In his letter, Mr. Johnson noted that countries like Russia and Belarus already have readmission agreements with the European Union and that any bilateral agreement between France and Britain would be temporary, pending a broader deal between the E.U. and Britain.

He also outlined other proposals, including better intelligence sharing, joint police patrols on French shores — which France has already rejected — and reciprocal maritime patrols in each country’s territorial waters.

But French officials reacted furiously on Friday morning to the suggestion that France should take back migrants, calling the idea a nonstarter and accusing Mr. Johnson of using the migration crisis for domestic political ends.

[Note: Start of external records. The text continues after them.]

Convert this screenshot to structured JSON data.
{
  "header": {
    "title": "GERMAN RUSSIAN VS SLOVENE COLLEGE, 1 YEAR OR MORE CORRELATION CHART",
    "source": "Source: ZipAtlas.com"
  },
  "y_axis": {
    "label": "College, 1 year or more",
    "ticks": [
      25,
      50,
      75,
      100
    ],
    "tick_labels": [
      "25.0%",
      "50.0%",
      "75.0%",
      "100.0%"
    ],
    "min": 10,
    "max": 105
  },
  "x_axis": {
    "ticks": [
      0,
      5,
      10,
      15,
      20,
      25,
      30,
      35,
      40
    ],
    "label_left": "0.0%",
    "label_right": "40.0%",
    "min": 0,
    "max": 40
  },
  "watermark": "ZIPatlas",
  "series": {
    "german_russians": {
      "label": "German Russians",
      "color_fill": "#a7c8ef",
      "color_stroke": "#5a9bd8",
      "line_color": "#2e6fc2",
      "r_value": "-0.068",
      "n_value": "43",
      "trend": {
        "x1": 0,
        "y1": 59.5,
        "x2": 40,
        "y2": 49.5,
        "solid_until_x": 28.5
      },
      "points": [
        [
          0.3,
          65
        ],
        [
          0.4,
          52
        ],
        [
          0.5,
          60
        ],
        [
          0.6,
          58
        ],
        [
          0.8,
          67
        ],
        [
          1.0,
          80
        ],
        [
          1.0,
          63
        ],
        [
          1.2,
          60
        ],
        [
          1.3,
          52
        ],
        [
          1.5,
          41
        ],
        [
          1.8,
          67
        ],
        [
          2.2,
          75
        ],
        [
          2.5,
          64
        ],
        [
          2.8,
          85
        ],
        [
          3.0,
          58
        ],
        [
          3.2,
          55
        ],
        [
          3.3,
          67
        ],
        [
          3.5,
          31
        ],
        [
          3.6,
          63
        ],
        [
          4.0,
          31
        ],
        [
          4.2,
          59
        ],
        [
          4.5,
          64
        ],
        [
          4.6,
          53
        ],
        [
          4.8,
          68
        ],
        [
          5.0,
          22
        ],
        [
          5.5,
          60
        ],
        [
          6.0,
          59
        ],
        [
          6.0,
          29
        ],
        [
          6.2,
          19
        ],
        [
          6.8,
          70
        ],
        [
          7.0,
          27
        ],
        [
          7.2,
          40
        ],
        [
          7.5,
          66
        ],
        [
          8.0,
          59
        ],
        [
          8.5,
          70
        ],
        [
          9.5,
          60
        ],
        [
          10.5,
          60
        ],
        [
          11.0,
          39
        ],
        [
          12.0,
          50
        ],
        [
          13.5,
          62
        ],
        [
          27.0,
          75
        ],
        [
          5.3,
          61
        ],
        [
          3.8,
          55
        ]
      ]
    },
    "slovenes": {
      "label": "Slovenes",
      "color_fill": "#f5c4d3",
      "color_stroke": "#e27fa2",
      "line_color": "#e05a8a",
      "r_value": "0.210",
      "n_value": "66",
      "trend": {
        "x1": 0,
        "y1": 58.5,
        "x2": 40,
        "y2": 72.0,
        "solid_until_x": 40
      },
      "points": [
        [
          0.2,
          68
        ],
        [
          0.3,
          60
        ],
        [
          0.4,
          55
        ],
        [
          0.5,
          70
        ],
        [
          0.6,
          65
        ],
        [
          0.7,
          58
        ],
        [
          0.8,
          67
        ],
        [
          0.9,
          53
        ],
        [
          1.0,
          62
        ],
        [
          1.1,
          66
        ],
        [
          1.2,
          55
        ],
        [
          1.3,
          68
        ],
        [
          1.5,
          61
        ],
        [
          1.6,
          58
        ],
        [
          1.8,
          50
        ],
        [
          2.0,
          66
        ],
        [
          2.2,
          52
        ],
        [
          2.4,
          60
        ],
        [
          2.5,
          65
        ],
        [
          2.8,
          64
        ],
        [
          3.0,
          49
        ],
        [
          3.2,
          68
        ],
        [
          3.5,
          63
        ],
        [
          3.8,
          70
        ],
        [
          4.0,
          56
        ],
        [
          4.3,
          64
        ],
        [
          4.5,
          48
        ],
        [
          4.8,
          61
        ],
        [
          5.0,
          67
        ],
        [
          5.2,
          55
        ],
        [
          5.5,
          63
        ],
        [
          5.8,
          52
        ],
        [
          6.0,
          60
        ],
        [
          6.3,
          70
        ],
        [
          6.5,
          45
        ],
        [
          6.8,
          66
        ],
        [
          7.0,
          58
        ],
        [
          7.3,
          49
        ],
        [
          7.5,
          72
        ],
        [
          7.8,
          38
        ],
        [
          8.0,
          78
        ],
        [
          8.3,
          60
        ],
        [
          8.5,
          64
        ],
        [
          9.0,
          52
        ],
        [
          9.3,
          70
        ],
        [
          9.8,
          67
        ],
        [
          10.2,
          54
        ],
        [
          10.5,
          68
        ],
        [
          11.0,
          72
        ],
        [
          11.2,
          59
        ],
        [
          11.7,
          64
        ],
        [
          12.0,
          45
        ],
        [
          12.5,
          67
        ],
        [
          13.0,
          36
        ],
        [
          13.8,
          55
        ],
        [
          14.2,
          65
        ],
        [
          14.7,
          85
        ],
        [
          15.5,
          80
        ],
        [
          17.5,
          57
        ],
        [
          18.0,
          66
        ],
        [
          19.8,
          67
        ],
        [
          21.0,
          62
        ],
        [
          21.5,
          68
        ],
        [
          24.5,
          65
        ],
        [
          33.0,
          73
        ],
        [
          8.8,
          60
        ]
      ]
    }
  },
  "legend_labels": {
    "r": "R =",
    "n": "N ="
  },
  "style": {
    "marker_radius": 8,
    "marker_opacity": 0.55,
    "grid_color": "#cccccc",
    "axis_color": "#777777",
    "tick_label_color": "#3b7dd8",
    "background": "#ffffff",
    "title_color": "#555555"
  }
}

Mr. Darmanin, in a letter sent to Ms. Patel and that was seen by the Agence-France Presse, said he was “disappointed” by the demands made in Mr. Johnson’s letter and found it “even worse” that he had made them public.

Mr. Attal, the French government spokesman, told BFMTV that the publicly shared letter “did not match, at all, the exchanges that Boris Johnson had with the President over the phone as recently as Wednesday evening.”

Mr. Attal added that the suggestion France should take back migrants who reach British shores “is obviously not what we need to fix the problem.” Instead, he said, Britain should send its own immigration officials to France, where they would examine the claims of asylum seekers trying to reach British shores.

Grant Shapps, the British Transport secretary, defended Mr. Johnson’s letter, telling the BBC that “friends and neighbors” had to work together and that he hoped France would reconsider disinviting Ms. Patel.

“It’s in our interests,” he said. “It’s in their interests. It’s certainly in the interests of people who are being people-trafficked to the U.K, with these tragic scenes we’re seeing.”